Человек, которого уже нет,
Не докажет, что был, не найдя слова
Описать в двух ракурсах свою суть,
Словно вещь, которую он сломал,
Не умея пользоваться. На суд
Человек идет бесправен и нем,
Держа руки за спину, а язык
За зубами, как разболевшийся нерв,
Который невысказанное язвит.
В ноябре пейзажи пестрят домами.
Горизонт, лежащий ничком в тумане,
Не разглядеть за спиной построек,
Не говоря уже - не потрогать.
Тучи волочат рыхлые туши
Против движения птиц. Солнце,
Сверкнув голой коленкой, тут же
Одергивает подол. Сосны,
Стоящие строем между краем неба
И краем земли, презирая холод,
Ловят пепел первого снега
На темно зеленый мех иголок.
Осенью воздух похож на воду в стакане -
Родственницу той, которую треплет циклон,
Или той, которая без конца стекает
По стеклу и предметам, которые за стеклом.
Готовым срастись с морем причалам
Снится парус, на крайний случай - корма.
Руки, соскучившиеся по перчаткам,
Норовят забиться поглубже в карман.
Скоро вся эта роскошь сгниет и сгинет
Туда, откуда явилась - в прах.
Как снова сказал бы знаменитый киник:
"Не заслоняй мне солнце". И был бы прав.
Не имеет значения, в какое время года
На улицах какого города какой говор
Стоит в ушах, какие фигуры и лица
Вокруг: все равно с ними не слиться.
Сиди-ка дома. Мир чересчур тесен.
Когда говорят пушки, не мясом, но тестом
Станешь; и вся от тебя польза -
Спечься. Но ты ничего не бойся:
Скоро придет затишье. И тогда, сжимая
Голову, ты поймешь, что живая
По сравнению с мертвой - уже удача,
Даже если все остальное утрачено.
Не имеет значения кем я был
И в каком из мест (точнее предместий)
Коротал свой век: я и сам забыл
Язык, составленный из приветствий
И брани: то, что выходит из
Гортани, падает камнем вниз
На без того каменистый грунт.
Там слова и законы природы врут.
Земля, которая недодала
Тепла, притягивает тела
Сильнее, стремясь с собою смешать.
От нее _ никуда не сбежать.
Север погружается в долгий вечер -
Более вечный, чем больше градус
Широты. Принявшее форму вещи,
Чье содержание - голый радиус,
Время замерло. Фонарные тени
Неподвижностью или болтанкой маятника -
Тому подтверждение.

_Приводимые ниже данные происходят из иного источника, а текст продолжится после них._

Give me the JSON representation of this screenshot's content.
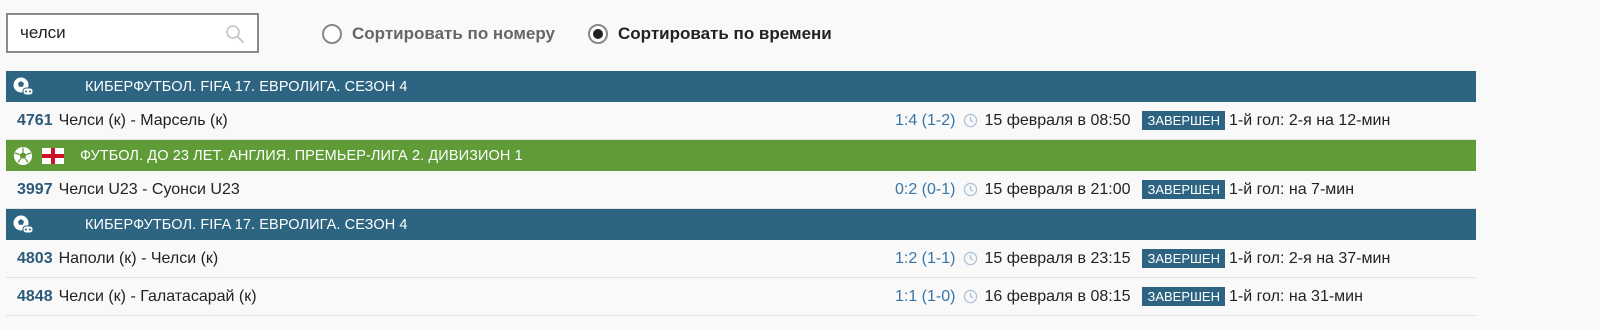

Где-то в теле
Завелась простуда. Математика,
Это то, что, в отличие от географии,
Объясняют не водя по бумаге пальцем.
Ночью нет никакой демократии,
А только хриплый окрик "Попался!"
Небо нагоняет тоску. Солнце
Уже не имеет влиянья на социум,
Слишком скупо отмерив сутки.
Человеческие поступки
Все менее поддаются логике:
Вместо того, чтобы спать в берлоге,
Индивид продолжает обычный образ
Существования. Но область
Интересов его заужена:
Что купить и скушать за ужином;
Не расшнуровывая ботинок
Упасть, забыв завести будильник.
Жизнь не стоит того, чтобы быть вечной.
В этом смысле больше выиграли вещи.
Но не надо завидовать им: ведь тело -
Та же вещь, пылящаяся без дела.
Проведи рукой, например, по сиденью
Стула. Представь, каково растению
Стать доской, твоему седалищу
Послужившей опорой давеча.
Время - способ познать пространство.
Не освоить, но постараться
Распластаться, как хищник в зарослях,
Живущий для страсти, а не для старости.
Вечер мерцает латунным льдом
На асфальте. Лоснящаяся обувь
Его шлифует. Луна в ладонь
Не помещается - только в обе.
Город доведен до абсурда
Каждым штрихом мысли по камню.
Жизнь, начинающаяся отсюда,
Не закончится до тех пор, пока не
Стихнет всякий голос, и в тишине -
И только в ней - сможет прокрасться
Звук неподвижных вещей. Даже не
Неподвижных, а ставших самим пространством.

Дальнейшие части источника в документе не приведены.